Образ протагониста как монстра гораздо более интересен. На протяжении практически всего романа Невилл монстром как будто бы не является. Оплакивая погибшее человечество, он борется со злом в лице вампиров, каждый день выходя на своеобразную «охоту», во время которой он находит спящих вампиров и убивает их колом в сердце, хотя ему психологически сложно убивать женщин и детей — они напоминают ему о погибшей семье. При этом он сам не может себе объяснить, зачем он это делает. В конце романа он узнает, что вампиры разумны, они создали свое общество и пытаются восстановить нечто вроде государства — определенный организованный порядок. Тогда же Невилл осознает себя для начала как преступника — и отказывается бежать, когда его предупреждает Рут, сочувствующая ему вампирша. Она рассказывает ему про безопасное место, однако, несмотря на это, он решает остаться и в течение нескольких месяцев ждет неизбежного ареста, а позже сдается на казнь. Это его решение в романе

детально прописано: когда вампиры за ним приходят, его первым порывом становится сопротивление, но он этот порыв сдерживает: «Он убил многих из них, и они должны были его схватить для собственной безопасности. Он не будет сопротивляться. Он отдаст себя правосудию их нового общества. Когда его вызовут, он выйдет и сдастся. Таким было его решение» [7, с. 150]. Жестокость вампиров Невилла отталкивает, но в итоге он все-таки признает за ними право на нее, так же как он признает свою ненормальность в глазах нового общества. Позже в тюрьме он приходит к пониманию, что для нового общества он был не преступником, но монстром - неуловимым убийцей, выходящим на охоту днем, когда вампиры спят, и скрывающимся по ночам. Монструозный дискурс здесь в определенном смысле инвертирован: герой не приобретает собственную монструозность, а обнаруживает ее — монстром он стал еще до начала действия, когда не мутировал вместе со всеми, и дальше, когда день за днем отказывался погибнуть от рук вампиров, что, надо полагать, превратило бы его в одного из них. То есть монстром его делает нежелание и неспособность отпустить старое общество и стать частью обновленного человечества. Приняв себя как монстра, Невилл приносит себя в жертву: вампиры жаждут расправы, и, чтобы спасти новое общество от жестокости, он совершает самоубийство — не дожидаясь казни, добровольно пьет яд, принесенный ему Рут. Примечательно, как его решение подается в романе: «И внезапно он подумал, теперь это я — ненормальный. Норма — категория большинства, стандарт общества, а не просто одного человека. <...> Он понял, они действительно его боялись.

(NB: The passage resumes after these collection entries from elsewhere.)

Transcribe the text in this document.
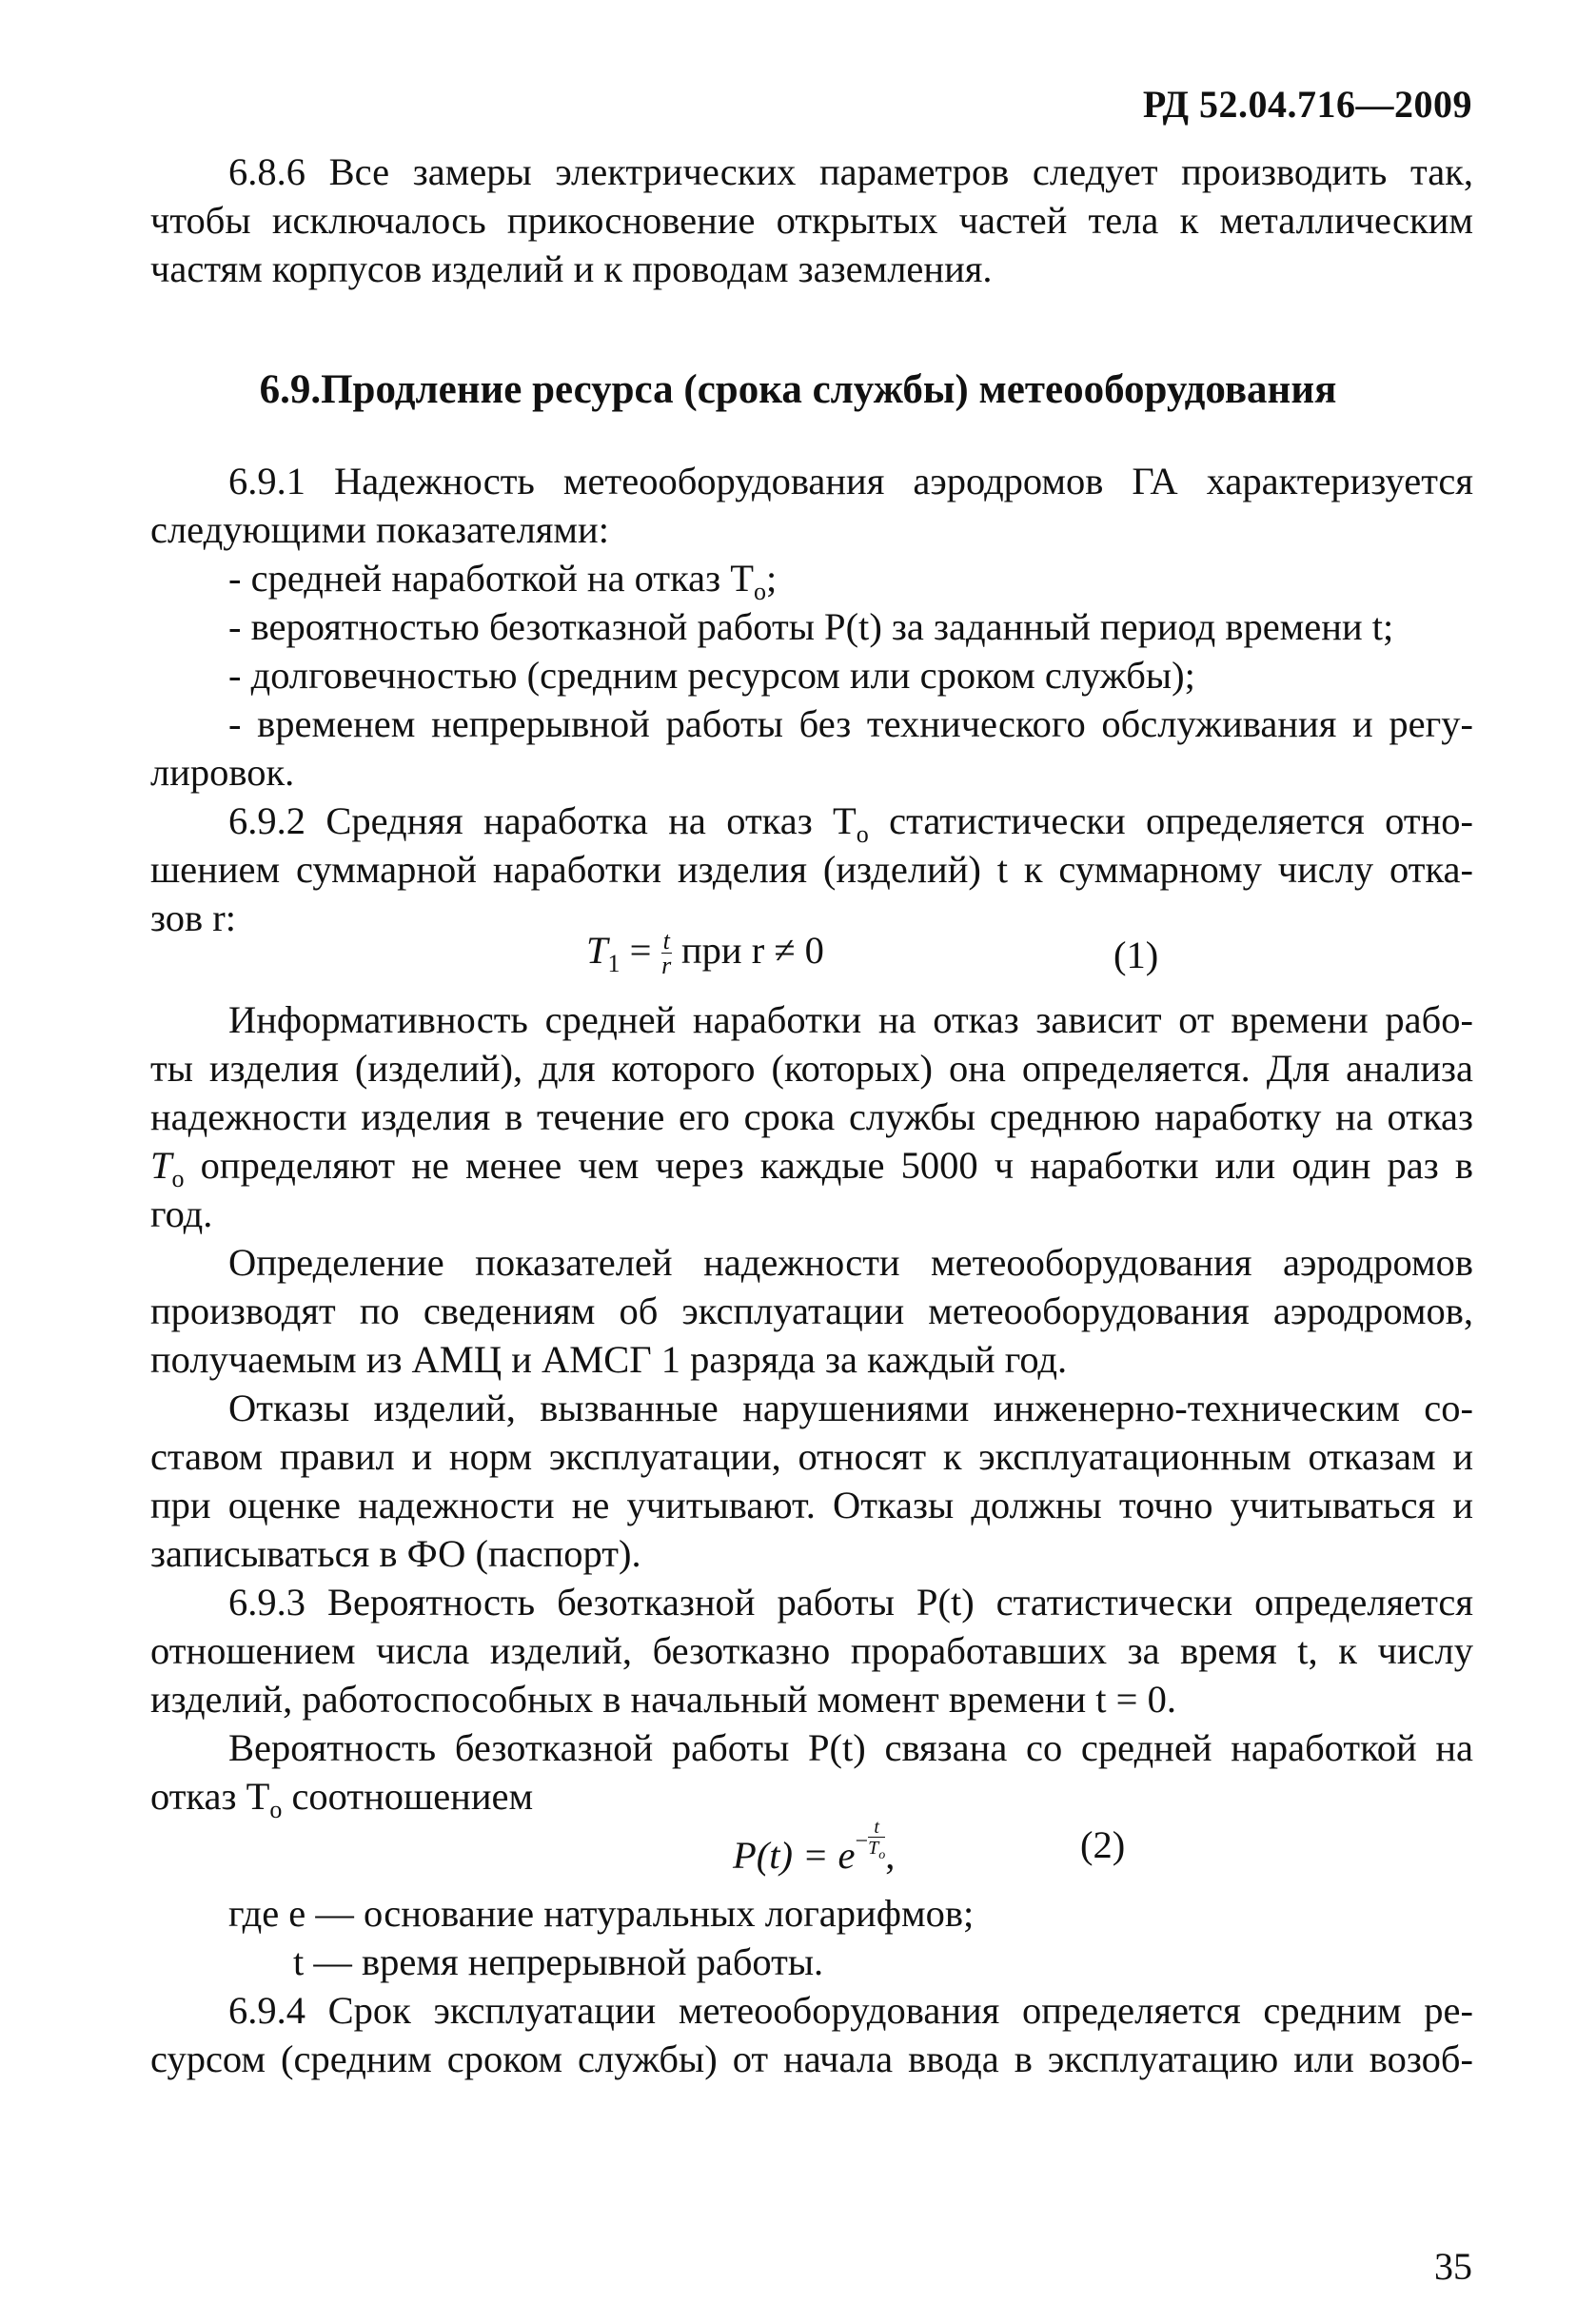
РД 52.04.716—2009
6.8.6 Все замеры электрических параметров следует производить так,
чтобы исключалось прикосновение открытых частей тела к металлическим
частям корпусов изделий и к проводам заземления.
6.9.Продление ресурса (срока службы) метеооборудования
6.9.1 Надежность метеооборудования аэродромов ГА характеризуется
следующими показателями:
- средней наработкой на отказ $T_о$;
- вероятностью безотказной работы P(t) за заданный период времени t;
- долговечностью (средним ресурсом или сроком службы);
- временем непрерывной работы без технического обслуживания и регу-
лировок.
6.9.2 Средняя наработка на отказ $T_о$ статистически определяется отно-
шением суммарной наработки изделия (изделий) t к суммарному числу отка-
зов r:
$T_1 = \frac{t}{r}$ при r ≠ 0	(1)
Информативность средней наработки на отказ зависит от времени рабо-
ты изделия (изделий), для которого (которых) она определяется. Для анализа
надежности изделия в течение его срока службы среднюю наработку на отказ
$T_о$ определяют не менее чем через каждые 5000 ч наработки или один раз в
год.
Определение показателей надежности метеооборудования аэродромов
производят по сведениям об эксплуатации метеооборудования аэродромов,
получаемым из АМЦ и АМСГ 1 разряда за каждый год.
Отказы изделий, вызванные нарушениями инженерно-техническим со-
ставом правил и норм эксплуатации, относят к эксплуатационным отказам и
при оценке надежности не учитывают. Отказы должны точно учитываться и
записываться в ФО (паспорт).
6.9.3 Вероятность безотказной работы P(t) статистически определяется
отношением числа изделий, безотказно проработавших за время t, к числу
изделий, работоспособных в начальный момент времени t = 0.
Вероятность безотказной работы P(t) связана со средней наработкой на
отказ $T_о$ соотношением
$P(t) = e- \frac{t}{T_о}$ ,	(2)
где e — основание натуральных логарифмов;
t — время непрерывной работы.
6.9.4 Срок эксплуатации метеооборудования определяется средним ре-
сурсом (средним сроком службы) от начала ввода в эксплуатацию или возоб-
35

Для них он был какой-то ужасной напастью, какой они никогда не видели <...> хуже болезни, с которой они научились жить. <.> И он понял, что они чувствовали, и не испытывал к ним ненависти. <.> Лишь бы все не закончилось жестокостью» [7, с. 159]. Невилл принимает себя как монстра и решает отступить и дать дорогу новому человечеству. Он убивал монстров последние три года и, выпив яд, убивает еще двух: буквального (биологического) — себя — и метафорического — насилие и жестокость, которые порождает его существование. Он также принимает себя как преступника — убийцу, а не героя света — а преступление должно быть наказано. Последний аргумент убеждает его сдаться, первый — совершить самоубийство. Таким образом Невилл, как Христос, жертвует собой ради лучшего будущего человечества — но человечества нового.

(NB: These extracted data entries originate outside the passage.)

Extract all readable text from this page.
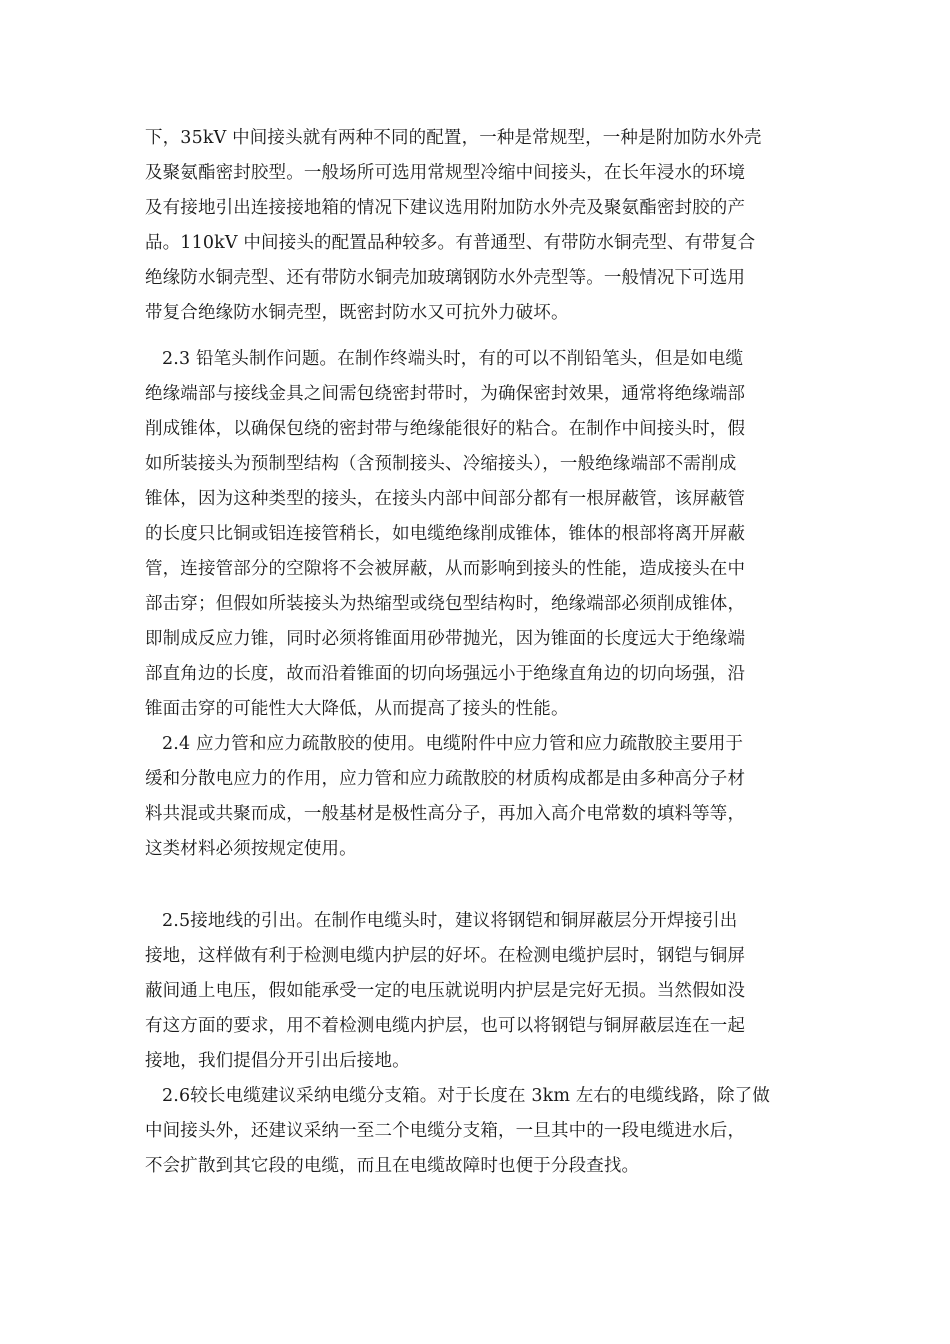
下，35kV 中间接头就有两种不同的配置，一种是常规型，一种是附加防水外壳
及聚氨酯密封胶型。一般场所可选用常规型冷缩中间接头，在长年浸水的环境
及有接地引出连接接地箱的情况下建议选用附加防水外壳及聚氨酯密封胶的产
品。110kV 中间接头的配置品种较多。有普通型、有带防水铜壳型、有带复合
绝缘防水铜壳型、还有带防水铜壳加玻璃钢防水外壳型等。一般情况下可选用
带复合绝缘防水铜壳型，既密封防水又可抗外力破坏。
2.3 铅笔头制作问题。在制作终端头时，有的可以不削铅笔头，但是如电缆
绝缘端部与接线金具之间需包绕密封带时，为确保密封效果，通常将绝缘端部
削成锥体，以确保包绕的密封带与绝缘能很好的粘合。在制作中间接头时，假
如所装接头为预制型结构（含预制接头、冷缩接头），一般绝缘端部不需削成
锥体，因为这种类型的接头，在接头内部中间部分都有一根屏蔽管，该屏蔽管
的长度只比铜或铝连接管稍长，如电缆绝缘削成锥体，锥体的根部将离开屏蔽
管，连接管部分的空隙将不会被屏蔽，从而影响到接头的性能，造成接头在中
部击穿；但假如所装接头为热缩型或绕包型结构时，绝缘端部必须削成锥体，
即制成反应力锥，同时必须将锥面用砂带抛光，因为锥面的长度远大于绝缘端
部直角边的长度，故而沿着锥面的切向场强远小于绝缘直角边的切向场强，沿
锥面击穿的可能性大大降低，从而提高了接头的性能。
2.4 应力管和应力疏散胶的使用。电缆附件中应力管和应力疏散胶主要用于
缓和分散电应力的作用，应力管和应力疏散胶的材质构成都是由多种高分子材
料共混或共聚而成，一般基材是极性高分子，再加入高介电常数的填料等等，
这类材料必须按规定使用。
2.5接地线的引出。在制作电缆头时，建议将钢铠和铜屏蔽层分开焊接引出
接地，这样做有利于检测电缆内护层的好坏。在检测电缆护层时，钢铠与铜屏
蔽间通上电压，假如能承受一定的电压就说明内护层是完好无损。当然假如没
有这方面的要求，用不着检测电缆内护层，也可以将钢铠与铜屏蔽层连在一起
接地，我们提倡分开引出后接地。
2.6较长电缆建议采纳电缆分支箱。对于长度在 3km 左右的电缆线路，除了做
中间接头外，还建议采纳一至二个电缆分支箱，一旦其中的一段电缆进水后，
不会扩散到其它段的电缆，而且在电缆故障时也便于分段查找。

Отметим при этом, что американские исследователи жертву протагониста упорно отрицают. Тот же Хейс описывает его как «казненного новым обществом», поскольку «общество <. >

может быть спасено, только если Невилла казнят», то есть Хейс подает Невилла как невинную жертву вампиров [6, с. 4]. Робертс, хоть и признает факт самоубийства, объясняет его изначальной склонностью героя к саморазрушению — тот много пьет, ломает мебель в припадках ярости, и самоубийство для него — логичное завершение пути [10, с. 43]. Подобная трактовка литературного первоисточника сказывается и на их анализе экранизаций, тем более что в каждой из них, кроме режиссерской версии Лоуренса, монструозность протагониста и, напротив, демонстроизация антагонистов также убрана из нарратива.

Ранние адаптации

Существует три экранизации романа Мэтисона: «Последний человек на Земле» (1964), «Человек-омега» (1971) и «Я — легенда» (2007). Первый фильм ближе всего к оригинальному тексту, тогда как «Человек-омега» представляет собой скорее фильм «по мотивам» книги Мэтисона, а версия 2007 года по содержанию находится где-то посередине, поскольку заимствует идеи как из самого романа, так и из предыдущих киноадаптаций. Робертс отмечает интересный факт: с каждой новой инкарнацией в культурном поле жизнь и смерть протагониста приобретают все большее и большее значение, так как «последний человек на Земле все больше не может быть один; его смерть должна служить спасению большей и большей части человечества» [10, с. 42]. Это очень точное описание: тогда как в книге последний человек вынужден отступить и дать дорогу природе и эволюции, в экранизациях человечество постепенно одерживает верх.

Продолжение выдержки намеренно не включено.